Starbucks raised its fiscal year forecast above Wall Street's estimates, banking on its relatively well-heeled customers visiting more often and shaking off price increases.
The world's biggest coffee chain, which is coming off a years-long restructuring that involved closing poorly performing stores to rekindle growth, on Thursday reported better-than-expected fiscal third-quarter earnings.
Seattle-based Starbucks joined a raft of other premium-positioned companies – including burrito chain Chipotle Mexican Grill and Whole Foods Market – in reporting out-sized same-store sales gains.
"The higher end is alive and well," said RBC Capital Markets analyst Larry Miller.

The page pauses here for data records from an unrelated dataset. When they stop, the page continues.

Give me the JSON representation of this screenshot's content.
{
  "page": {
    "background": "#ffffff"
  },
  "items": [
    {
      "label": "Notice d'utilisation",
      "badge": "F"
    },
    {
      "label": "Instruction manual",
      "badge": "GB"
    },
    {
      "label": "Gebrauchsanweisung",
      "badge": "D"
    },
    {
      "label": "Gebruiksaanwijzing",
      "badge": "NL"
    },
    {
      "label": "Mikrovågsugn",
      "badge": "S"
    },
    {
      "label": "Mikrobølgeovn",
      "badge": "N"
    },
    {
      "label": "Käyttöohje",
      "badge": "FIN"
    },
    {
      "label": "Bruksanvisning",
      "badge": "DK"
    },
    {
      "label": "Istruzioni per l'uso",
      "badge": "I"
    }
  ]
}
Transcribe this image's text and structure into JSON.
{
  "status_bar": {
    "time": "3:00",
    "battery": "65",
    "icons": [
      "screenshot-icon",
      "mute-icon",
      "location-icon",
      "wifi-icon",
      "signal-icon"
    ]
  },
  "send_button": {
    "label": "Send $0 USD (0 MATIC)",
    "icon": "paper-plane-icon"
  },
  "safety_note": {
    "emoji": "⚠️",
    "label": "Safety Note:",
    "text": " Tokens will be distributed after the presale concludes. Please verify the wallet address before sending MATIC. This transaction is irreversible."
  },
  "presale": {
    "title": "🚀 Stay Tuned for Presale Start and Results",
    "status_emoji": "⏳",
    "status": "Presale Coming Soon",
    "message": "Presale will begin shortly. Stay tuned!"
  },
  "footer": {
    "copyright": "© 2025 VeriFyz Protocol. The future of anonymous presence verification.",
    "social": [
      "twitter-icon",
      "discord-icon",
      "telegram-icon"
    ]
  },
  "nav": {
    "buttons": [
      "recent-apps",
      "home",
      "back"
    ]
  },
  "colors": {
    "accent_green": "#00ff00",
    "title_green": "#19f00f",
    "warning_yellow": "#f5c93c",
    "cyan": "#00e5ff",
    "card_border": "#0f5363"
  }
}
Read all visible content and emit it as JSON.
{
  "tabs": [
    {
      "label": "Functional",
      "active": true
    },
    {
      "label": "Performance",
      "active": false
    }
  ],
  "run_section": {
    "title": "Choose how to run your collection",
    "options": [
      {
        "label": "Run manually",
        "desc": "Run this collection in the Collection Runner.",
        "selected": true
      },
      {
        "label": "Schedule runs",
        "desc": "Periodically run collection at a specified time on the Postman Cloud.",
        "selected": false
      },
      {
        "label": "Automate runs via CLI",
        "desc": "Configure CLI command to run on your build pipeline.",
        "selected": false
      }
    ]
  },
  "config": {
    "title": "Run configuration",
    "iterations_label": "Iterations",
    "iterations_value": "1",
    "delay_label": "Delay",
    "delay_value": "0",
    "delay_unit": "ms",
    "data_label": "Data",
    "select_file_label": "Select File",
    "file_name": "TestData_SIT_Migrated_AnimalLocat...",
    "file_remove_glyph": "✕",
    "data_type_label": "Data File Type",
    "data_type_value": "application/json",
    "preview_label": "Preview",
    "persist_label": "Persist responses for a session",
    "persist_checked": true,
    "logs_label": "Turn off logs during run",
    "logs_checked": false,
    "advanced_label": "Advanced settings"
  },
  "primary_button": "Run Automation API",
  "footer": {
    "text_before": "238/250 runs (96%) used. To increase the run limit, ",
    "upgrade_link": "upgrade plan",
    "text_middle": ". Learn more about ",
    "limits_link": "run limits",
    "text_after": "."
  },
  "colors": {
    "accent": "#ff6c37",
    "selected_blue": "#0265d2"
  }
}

Steakhouses and seafood restaurants also had strong results, he said.
"Reports of the consumer's demise were greatly exaggerated," said Miller, who added that McDonald's Corp (MCD.N) and other restaurant chains showed surprising health during the latest quarter.
Sales at Starbucks' US cafes open at least 13 months, and which yield about four-fifths of its revenue, jumped 8 per cent in its fiscal third-quarter ended July 3. Analysts expected a 5.3 per cent increase.
Traffic in its home market climbed six per cent, while average spending per visit rose two per cent.
Chief Financial Officer Troy Alstead told Reuters menu price increases accounted for the bigger part of the rise in spending, but customers were also buying more food.
Starbucks targets more affluent consumers than the typical U.S. fast-food chain. Those customers have fared better than their lower-income counterparts as the US economy sputters.